After thirteen years, we finally know why London's mother died in childbirth. Lack of knowledge for this very rare syndrome called Ehlers - Danlos by most physcians results in multiple lives lost due to it. Most people who have Ehlers - Danlos or better known to families as EDS are usually classified as circus freaks because of their ability to maneuver their bodies in weird proportions. There are several types of EDS, unfortunately for London, he was diagnosed with one of the rarest forms which affects 1 in 200,000 people. It is very life-threatening as it was in his mothers case and causes spontaneous ruptures of pretty much every part of the body. Death usually occurs due to an aneurysm or dissection and If the family is lucky enough to have a doctor familiar with the syndrome, identified and tested.
We found out that London tested positive on his mothers birthday April of 2009 after London had another rare disorder called Elastins Perforans Serpiginosa (click to see pics) form on his neck like in the case of his mother. When London started having these rings form on his neck, I was very familiar with it. I started doing research on it and found the perfect picture of it on the internet. I read that it was associated with Ehlers-Danlos type IV. When I read what that was; It described my sister to a T including the clubfeet. Then and there I knew I was on the right track. Finally, I found the answer to the problems he has also faced all these years. London has been diagnosed with three rare disorders this year.

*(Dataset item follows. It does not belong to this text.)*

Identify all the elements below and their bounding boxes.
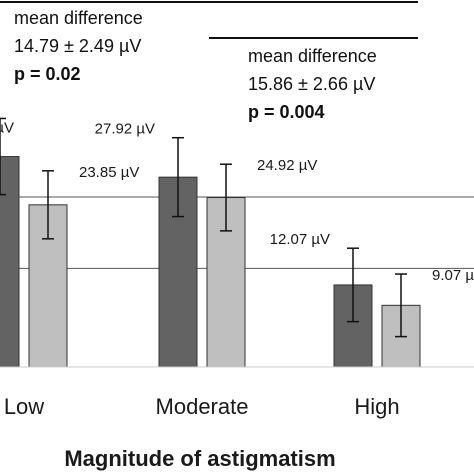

The only child out of four who loves sports and being outside was suddenly told by his treating physicians that the sun is not his friend and that he is not to play sports at all unless it is at home with our children; not in a group setting. This has been very hard on London physically and mentally. I have met the nicest families in the support groups online. We tend to lean on each other a little better and closer than friends or families. We give advice and suggestions that even our doctors can't. I can not tell you how hard this has been for me; It is my goal to save my son! To hear that some of these people have lost their children due to doing cannon balls in the swimming pool is mind boggling. Why does my son have to be missing the glue that keeps him together?
London is a quiet thirteen year old boy most of the time and tends to sit on the side lines now. He watches what he does now and has learned to think differently before reacting to certain situations. He is often seen wearing shirts with collars to hide the deformity on his neck so people will stop asking him what it is. His favorite hobby use to be skateboarding, but due to this diagnosis he was quick to give it up even though he still loves to watch others skate at the park, read the magazines and wear the clothes. London hope he can play drums this year in school. He will not be able to play the larger ones because of this syndrome due to the weight. He is not to lift heavy objects or do things that may make his body hyperextend or dislocate. London and his siblings enjoy riding in our pasture on their motorcycles and four wheelers; this is another past time he has pretty much given up unless he is in the mood to ride really slow.
I am lucky enough to still get to see my sister every day when I look at London. It is so neat how DNA plays a role in our being. Not only did Kim pass away before ever getting to see or hold London; they act exactly alike. In a weird way; I get to grow up with my sister all over again. I really want to thank everyone who is helping us raise awareness about Ehlers - Danlos and help us raise the funds needed for this very important mouse model project. I can not bare to go through that pain again and If it is in my power; I won't.
London had his first bowel rupture on Jan. 22, 2011 and had it repaired completely In July. Dr. Kays did a wonderful job with London and certainly made me feel so good that he said the team would watch the EDS video together for emergency situations. He is doing well, bathroom trips are more often with the large bowel removed. London is in the 9th grade this year and has started his Health Academy program to be a dental aide. What great opportunities these kids have at this high school. I hope this will be a great year for him, he will be 16 in March......wow!